📌 En résumé
L’hospitalisation à domicile (HAD) permet de recevoir chez soi des soins hospitaliers sur prescription médicale. Tout patient peut en bénéficier si son état le justifie et que le domicile est adapté, y compris une personne âgée vivant seule.
En 2023, environ 168 000 patients ont été pris en charge en HAD en France. La prise en charge est celle d’une hospitalisation classique : 80 % remboursés par l’Assurance maladie, 100 % en cas d’ALD, le reste par la mutuelle, sans forfait hospitalier.
Qu'est-ce qu'un service d'hospitalisation à domicile (HAD) ?
Alternative à l’hospitalisation classique, l’hospitalisation à domicile (HAD) permet de bénéficier chez soi de soins médicaux et paramédicaux habituellement dispensés à l’hôpital. Elle est organisée pour une durée déterminée, renouvelable en fonction de l’évolution de l’état de santé du patient.
Ce type d’hospitalisation est mis en place exclusivement sur prescription médicale, avec l’accord du médecin traitant qui assure la prise en charge médicale tout au long du séjour.

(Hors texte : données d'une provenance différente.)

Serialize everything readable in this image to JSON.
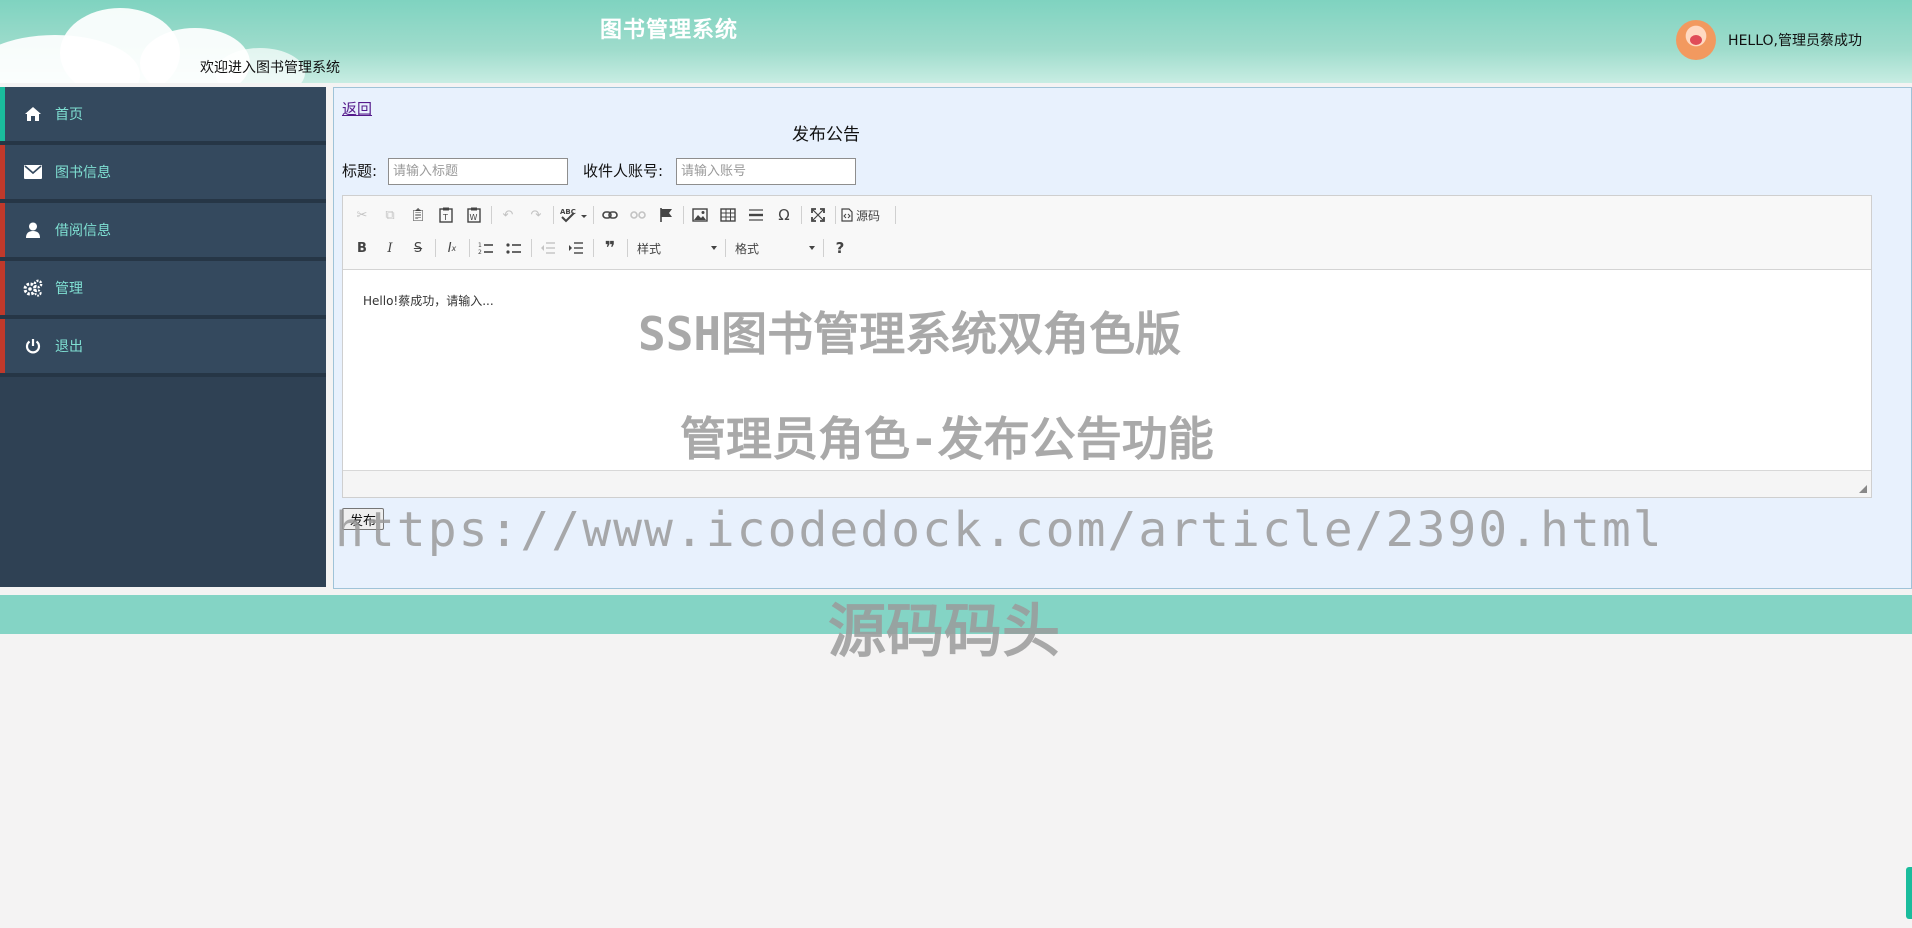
{
  "header": {
    "title": "图书管理系统",
    "subtitle": "欢迎进入图书管理系统",
    "user_greeting": "HELLO,管理员蔡成功"
  },
  "sidebar": {
    "items": [
      {
        "label": "首页",
        "icon": "home-icon"
      },
      {
        "label": "图书信息",
        "icon": "envelope-icon"
      },
      {
        "label": "借阅信息",
        "icon": "user-icon"
      },
      {
        "label": "管理",
        "icon": "gears-icon"
      },
      {
        "label": "退出",
        "icon": "power-icon"
      }
    ]
  },
  "main": {
    "back_link": "返回",
    "form_title": "发布公告",
    "title_label": "标题:",
    "title_placeholder": "请输入标题",
    "recipient_label": "收件人账号:",
    "recipient_placeholder": "请输入账号",
    "editor": {
      "source_label": "源码",
      "styles_combo": "样式",
      "format_combo": "格式",
      "help_label": "?",
      "content": "Hello!蔡成功，请输入..."
    },
    "publish_button": "发布"
  },
  "watermarks": {
    "line1": "SSH图书管理系统双角色版",
    "line2": "管理员角色-发布公告功能",
    "url": "https://www.icodedock.com/article/2390.html",
    "brand": "源码码头"
  },
  "colors": {
    "header": "#7fd3c0",
    "sidebar": "#34495e",
    "sidebar_accent_active": "#1abc9c",
    "sidebar_accent": "#c0392b",
    "nav_text": "#7fe0d3",
    "content_bg": "#e8f1fd",
    "footer": "#84d4c5"
  }
}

En 2023, on comptait 293 établissements d’hospitalisation à domicile en France, environ 168 000 patients pris en charge et 7,2 millions de journées de soins, soit 8 500 patients de plus qu’en 2022.
L’activité de l’HAD est en croissance continue depuis plusieurs années et couvre désormais la quasi-totalité du territoire national.
Qui a droit à l’hospitalisation à domicile ?
La décision de recourir à une HAD appartient au médecin hospitalier ou au médecin traitant. L’accord de ce dernier est toujours sollicité : il porte la responsabilité médicale des soins pendant le séjour, en lien avec des médecins spécialistes le cas échéant.
Quelles conditions pour être hospitalisé à domicile ?
Tout patient, quel que soit son âge (enfant, adolescent, adulte, senior) et sa situation (perte d’autonomie, personne handicapée, précarité sociale…), peut être hospitalisé à domicile si son état de santé le justifie.
Plusieurs conditions doivent toutefois être réunies :
- Des soins réalisables hors hôpital : les traitements prescrits doivent pouvoir être délivrés en dehors d’un établissement hospitalier.
- L’accord du patient et l’adhésion de sa famille : la famille ou les proches sont idéalement associés au projet de soins.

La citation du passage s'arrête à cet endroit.